Generative AI and Content Moderation commonalities
Moderating content in social networks and choosing which data should be used to train a Generative AI has many aspects in common. Both tasks are extremely complex, as they require balancing different rights – for example : freedom of expression, privacy rights of individuals or human rights. In practice, an organization’s content moderation is driven by specific values and cannot be entirely neutral with respect to the organization’s culture or even ideology.
Since 2012, Namsor has been building algorithms to identify and measure gender balance in media / social media, as well as other diversity analytics such as : race, ethnic, socio-cultural diversity. We believe that measuring cultural diversity, racial/ethnic or socio-cultural biases in media/social media historical datasets can help correct biases in machine learning algorithms to maximize the diversity of point of view, fairness and balance of soft power. This is not a sufficient condition to stop hatred, but it is a necessary condition for people to feel fairly represented according to many dimensions (gender, country of origin, language, race/ethnicity).

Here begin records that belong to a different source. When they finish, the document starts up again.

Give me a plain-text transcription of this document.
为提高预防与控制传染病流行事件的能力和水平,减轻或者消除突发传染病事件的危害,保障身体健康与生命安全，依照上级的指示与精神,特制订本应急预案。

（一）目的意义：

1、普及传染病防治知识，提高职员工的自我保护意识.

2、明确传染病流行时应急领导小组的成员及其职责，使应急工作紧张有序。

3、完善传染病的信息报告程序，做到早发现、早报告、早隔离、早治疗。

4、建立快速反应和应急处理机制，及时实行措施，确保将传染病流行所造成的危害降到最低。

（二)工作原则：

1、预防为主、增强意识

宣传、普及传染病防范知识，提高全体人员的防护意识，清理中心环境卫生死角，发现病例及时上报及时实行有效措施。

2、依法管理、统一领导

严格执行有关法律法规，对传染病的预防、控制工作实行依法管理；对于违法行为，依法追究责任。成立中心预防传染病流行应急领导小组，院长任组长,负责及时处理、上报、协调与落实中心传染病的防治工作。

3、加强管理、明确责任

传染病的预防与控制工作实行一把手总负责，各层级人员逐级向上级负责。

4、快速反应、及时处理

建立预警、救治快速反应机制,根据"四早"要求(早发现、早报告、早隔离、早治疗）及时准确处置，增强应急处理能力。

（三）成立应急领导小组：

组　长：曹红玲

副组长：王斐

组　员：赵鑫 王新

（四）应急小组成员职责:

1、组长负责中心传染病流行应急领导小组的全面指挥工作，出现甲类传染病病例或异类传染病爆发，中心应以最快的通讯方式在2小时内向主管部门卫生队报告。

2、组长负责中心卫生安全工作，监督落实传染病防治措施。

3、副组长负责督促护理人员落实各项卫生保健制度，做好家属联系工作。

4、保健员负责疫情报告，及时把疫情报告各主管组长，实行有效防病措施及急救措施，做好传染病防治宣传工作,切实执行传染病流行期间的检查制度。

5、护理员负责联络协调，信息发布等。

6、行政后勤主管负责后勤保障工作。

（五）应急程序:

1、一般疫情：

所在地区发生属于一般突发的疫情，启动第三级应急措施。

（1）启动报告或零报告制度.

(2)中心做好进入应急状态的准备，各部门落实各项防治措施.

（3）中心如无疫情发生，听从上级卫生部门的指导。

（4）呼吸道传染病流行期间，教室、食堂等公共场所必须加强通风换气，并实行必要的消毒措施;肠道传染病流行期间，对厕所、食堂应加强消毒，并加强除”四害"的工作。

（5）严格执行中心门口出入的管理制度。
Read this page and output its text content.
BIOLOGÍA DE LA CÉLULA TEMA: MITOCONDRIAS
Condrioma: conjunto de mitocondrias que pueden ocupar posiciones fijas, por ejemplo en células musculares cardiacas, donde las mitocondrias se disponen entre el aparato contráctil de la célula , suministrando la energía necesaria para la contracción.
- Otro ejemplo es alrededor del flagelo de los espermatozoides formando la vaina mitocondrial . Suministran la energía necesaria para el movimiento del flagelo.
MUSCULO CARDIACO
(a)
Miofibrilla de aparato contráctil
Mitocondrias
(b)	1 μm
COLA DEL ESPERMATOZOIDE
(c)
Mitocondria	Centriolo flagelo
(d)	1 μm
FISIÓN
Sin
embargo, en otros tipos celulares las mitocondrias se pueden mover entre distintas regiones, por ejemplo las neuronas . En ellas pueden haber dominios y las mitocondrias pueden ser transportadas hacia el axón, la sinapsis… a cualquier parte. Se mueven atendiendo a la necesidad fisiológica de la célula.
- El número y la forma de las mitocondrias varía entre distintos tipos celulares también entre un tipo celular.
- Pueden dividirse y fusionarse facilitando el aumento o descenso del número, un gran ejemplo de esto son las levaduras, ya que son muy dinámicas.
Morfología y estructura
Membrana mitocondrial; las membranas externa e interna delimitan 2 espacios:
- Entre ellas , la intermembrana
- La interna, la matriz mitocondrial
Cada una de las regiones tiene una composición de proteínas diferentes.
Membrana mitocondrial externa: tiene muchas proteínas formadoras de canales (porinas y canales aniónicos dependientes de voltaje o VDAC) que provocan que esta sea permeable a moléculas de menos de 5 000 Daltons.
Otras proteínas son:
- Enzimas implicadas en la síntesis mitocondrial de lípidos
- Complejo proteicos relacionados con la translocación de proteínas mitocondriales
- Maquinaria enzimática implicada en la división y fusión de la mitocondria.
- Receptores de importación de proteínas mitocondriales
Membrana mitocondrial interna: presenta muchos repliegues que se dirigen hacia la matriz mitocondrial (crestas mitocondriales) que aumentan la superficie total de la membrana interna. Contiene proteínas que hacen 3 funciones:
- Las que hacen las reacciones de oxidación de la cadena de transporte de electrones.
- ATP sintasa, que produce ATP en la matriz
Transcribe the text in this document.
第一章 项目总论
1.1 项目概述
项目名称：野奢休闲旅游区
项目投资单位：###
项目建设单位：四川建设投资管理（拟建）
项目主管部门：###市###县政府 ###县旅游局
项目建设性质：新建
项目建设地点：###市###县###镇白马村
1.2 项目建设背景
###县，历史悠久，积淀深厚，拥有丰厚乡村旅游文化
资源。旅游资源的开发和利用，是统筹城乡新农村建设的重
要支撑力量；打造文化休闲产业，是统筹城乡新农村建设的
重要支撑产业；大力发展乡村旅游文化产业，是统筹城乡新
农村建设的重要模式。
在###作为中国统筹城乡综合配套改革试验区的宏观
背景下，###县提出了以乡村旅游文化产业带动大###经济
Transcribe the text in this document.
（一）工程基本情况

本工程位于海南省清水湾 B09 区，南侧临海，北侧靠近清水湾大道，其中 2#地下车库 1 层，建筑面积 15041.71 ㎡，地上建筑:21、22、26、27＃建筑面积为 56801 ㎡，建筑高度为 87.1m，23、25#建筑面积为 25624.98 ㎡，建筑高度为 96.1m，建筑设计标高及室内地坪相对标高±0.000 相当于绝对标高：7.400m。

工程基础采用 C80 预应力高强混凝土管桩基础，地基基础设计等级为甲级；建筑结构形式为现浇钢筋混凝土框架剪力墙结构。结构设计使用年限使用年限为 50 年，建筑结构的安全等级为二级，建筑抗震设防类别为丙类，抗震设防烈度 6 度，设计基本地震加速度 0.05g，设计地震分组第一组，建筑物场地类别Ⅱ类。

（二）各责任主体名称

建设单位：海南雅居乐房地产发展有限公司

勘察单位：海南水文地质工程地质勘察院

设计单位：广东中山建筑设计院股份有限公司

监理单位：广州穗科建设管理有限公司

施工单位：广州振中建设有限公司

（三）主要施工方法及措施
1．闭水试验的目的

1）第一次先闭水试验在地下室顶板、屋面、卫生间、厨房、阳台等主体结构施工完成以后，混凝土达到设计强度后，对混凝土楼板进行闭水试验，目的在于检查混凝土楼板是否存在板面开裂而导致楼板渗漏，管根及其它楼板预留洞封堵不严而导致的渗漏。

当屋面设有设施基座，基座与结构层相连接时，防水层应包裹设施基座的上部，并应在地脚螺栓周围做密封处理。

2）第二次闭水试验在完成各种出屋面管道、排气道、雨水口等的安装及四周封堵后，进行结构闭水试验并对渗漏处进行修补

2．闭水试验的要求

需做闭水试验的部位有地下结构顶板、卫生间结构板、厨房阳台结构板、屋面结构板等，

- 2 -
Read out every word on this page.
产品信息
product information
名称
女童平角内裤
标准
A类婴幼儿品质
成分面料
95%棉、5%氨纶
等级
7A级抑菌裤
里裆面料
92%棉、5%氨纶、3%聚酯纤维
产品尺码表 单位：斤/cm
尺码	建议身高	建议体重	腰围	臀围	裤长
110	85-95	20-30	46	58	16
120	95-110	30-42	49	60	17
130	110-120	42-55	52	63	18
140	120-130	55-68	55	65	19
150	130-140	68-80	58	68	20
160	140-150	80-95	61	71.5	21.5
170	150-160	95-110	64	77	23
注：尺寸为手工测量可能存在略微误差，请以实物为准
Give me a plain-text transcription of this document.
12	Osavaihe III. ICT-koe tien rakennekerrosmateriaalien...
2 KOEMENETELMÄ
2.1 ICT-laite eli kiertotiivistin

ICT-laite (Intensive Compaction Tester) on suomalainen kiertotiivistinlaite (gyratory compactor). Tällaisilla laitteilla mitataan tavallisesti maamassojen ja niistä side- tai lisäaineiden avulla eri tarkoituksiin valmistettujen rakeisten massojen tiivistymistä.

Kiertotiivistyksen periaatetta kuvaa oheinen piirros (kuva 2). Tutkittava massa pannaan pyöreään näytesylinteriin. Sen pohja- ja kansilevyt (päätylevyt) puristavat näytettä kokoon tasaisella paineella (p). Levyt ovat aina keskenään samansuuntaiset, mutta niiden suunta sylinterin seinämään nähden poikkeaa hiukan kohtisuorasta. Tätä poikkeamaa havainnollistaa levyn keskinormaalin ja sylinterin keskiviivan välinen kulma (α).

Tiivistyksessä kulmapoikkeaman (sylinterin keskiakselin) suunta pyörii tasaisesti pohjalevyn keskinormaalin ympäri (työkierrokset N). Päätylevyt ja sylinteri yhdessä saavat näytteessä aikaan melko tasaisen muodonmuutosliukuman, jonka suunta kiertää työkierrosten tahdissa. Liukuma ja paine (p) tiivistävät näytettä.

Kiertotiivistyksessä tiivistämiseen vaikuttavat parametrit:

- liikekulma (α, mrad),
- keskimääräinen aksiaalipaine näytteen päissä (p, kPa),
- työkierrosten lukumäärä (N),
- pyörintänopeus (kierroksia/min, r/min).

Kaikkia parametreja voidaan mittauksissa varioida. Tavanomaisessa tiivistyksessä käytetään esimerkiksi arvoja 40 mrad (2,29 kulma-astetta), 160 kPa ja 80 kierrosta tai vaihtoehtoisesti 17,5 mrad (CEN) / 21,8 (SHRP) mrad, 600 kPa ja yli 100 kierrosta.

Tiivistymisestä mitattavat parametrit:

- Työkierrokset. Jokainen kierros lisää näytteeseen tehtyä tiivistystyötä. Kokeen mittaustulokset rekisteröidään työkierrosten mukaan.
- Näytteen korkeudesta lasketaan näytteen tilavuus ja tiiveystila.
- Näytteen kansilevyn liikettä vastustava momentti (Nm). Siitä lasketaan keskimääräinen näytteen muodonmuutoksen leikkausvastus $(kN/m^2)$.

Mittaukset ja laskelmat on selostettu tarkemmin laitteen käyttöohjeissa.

The other aspect where Namsor can be useful is to ensure a strong diversity in all teams involved in Machine Learning, from development to content moderation, as well as legal teams and governance. As was pointed out during the panel discussions, whites make up the largest ethnic group among software engeneers, and male engeneers make up over 70% of this specific group. Such lack of diversity inevitably leads to the reproduction of very exclusive patterns. Ensuring diversity in the development process is necessary for designing machine learning algoritithms do not learn from biased datasets and, consequently, do not reproduce such bias.
In conclusion, the UNESCO “Internet for Trust” Conference provided a great opportunity to better understand the challenges faced by policy-makers in regulating AI, as well as the many opportunities that these technologies provide. It is clear that Namsor can represent a useful tool to help policy-makers, companies and other organizations to conduct such assessments. For example, to make sure expert groups are representative of UNESCO members according to various dimensions (gender, linguistic diversity or country of origin).